The QR algorithm without shift is defined by the iteration \begin{align*} &\text{Start}&A_1 &:= A\\ &\text{QR-decomposition}& Q_i R_i &:= A_i &&@i=1,\ldots\\ &\text{rearranged new iterate}&A_{i+1} &:= R_i Q_i \end{align*} Representing $R_i$ as $R_i = Q_i^H A_i$ and substituting this into the formula for $A_{i+1}$ gives $ A_{i+1} = Q_i^H A_i Q_i$. Thus, the matrix $A_{i+1}$ is similar to $A_i$ and has the same eigenvalues. Defining the combined orthogonal transformation $\bar Q_i := Q_1\cdot\ldots\cdot Q_i$ for $i=1,\ldots$ we obtain \begin{align*} A_{i+1} &= \bar Q_i^H A \bar Q_i&&@ i=1,\ldots \end{align*} or $A_i = \bar Q^H_{i-1} A \bar Q_{i-1}$ for $i=2,\ldots$. We substitute $A_i$ in the above QR-decomposition with this formula and obtain \begin{align*} Q_i R_i &= A_i = \bar Q_{i-1}^H A \bar Q_{i-1}\\ \bar Q_i R_i &= A \bar Q_{i-1}, \end{align*} using the definition of $\bar Q_{i-1}Q_i = \bar Q_i$ in the second equality.

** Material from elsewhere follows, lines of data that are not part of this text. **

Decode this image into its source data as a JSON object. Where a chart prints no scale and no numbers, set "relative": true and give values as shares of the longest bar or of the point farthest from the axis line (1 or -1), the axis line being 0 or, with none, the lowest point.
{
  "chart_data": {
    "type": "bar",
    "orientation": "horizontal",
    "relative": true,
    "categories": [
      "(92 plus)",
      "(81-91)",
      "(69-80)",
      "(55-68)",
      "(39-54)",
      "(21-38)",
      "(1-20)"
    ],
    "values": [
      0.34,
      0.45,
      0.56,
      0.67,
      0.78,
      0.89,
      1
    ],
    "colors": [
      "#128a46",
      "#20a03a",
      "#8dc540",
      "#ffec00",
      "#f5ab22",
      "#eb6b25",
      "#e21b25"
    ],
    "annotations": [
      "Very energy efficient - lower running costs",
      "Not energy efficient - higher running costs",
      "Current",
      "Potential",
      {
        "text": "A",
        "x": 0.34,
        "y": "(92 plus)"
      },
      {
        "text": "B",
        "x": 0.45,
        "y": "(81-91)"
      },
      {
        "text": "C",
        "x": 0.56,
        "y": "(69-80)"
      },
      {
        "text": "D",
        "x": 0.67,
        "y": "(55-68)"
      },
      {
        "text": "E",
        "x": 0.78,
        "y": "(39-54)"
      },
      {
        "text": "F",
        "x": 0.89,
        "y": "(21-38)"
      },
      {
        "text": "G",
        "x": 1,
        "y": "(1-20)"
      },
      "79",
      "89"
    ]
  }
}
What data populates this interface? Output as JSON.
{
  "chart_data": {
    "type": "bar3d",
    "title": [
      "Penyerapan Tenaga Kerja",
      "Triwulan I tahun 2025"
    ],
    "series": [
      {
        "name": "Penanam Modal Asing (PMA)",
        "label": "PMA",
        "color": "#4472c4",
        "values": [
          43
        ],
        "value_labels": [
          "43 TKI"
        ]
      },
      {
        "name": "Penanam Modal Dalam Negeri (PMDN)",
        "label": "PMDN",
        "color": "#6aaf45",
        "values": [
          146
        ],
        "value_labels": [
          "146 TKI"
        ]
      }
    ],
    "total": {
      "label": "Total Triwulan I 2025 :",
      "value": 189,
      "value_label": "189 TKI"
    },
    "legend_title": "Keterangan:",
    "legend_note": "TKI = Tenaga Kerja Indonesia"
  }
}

Taking the first column on both sides of the last equation one gets \begin{align*} \bar Q_i(:,1)\cdot R_i(1,1) = A\cdot \bar Q_{i-1}(:,1) \end{align*} (with Octave notation of the matrix elements) which shows that $R_i(1,1)$ and $\bar Q_i(:,1)$ are just the approximations for the eigenvalue and the eigenvector, respectively, in the power-iteration for the matrix $A$. The elements $R_i(1,1)$ with $i=1,\ldots$ converge to largest of the eigenvalues whose eigenvectors belong to the invariant subspace of $A$ spanned by the vectors $A^k Q_1(:,1)$ with $k=0,\ldots,n-1$.
Analogously to the above procedure we use the formula for the rearranged new iterate of the QR-algorithm to get \begin{align*} \bar Q_i^H A \bar Q_i &= A_{i+1} = R_i Q_i\\ \bar Q_i^H A &= R_i \bar Q_{i-1}^H \end{align*} The last row of the last equation results to \begin{align*} \bar Q_i^H(n,:) \cdot A &= R_i(n,n)\cdot \bar Q^H_{i-1}(n,:). \end{align*} Theoretically, one can calculate the sequences $\bar Q_i^H(n,:)$ and $R_i(n,n)$ for $i=2,\ldots$ from $\bar Q_1^H(n,:)=Q_1^H(n,:)$ by the inverse power iteration \begin{align*} &\text{Solve}& x\cdot A &= \bar Q_{i-1}^H(n,:)&&\text{for }x\in\mathbb{C}^{1,n}\\ &\text{Normalize} & \bar Q_i^H(n,:) &:= \frac{x}{|x|}\\ &\text{Set}& R_i(n,n) &:= |x| \end{align*} where $R_i(n,n)$ are the approximations for the smallest of the eigenvalues of $A$ with corresponding left-eigenvector in the subspace spanned by the vectors $Q_1^H(n,:)\cdot A^k$ with $k=0,\ldots,n-1$.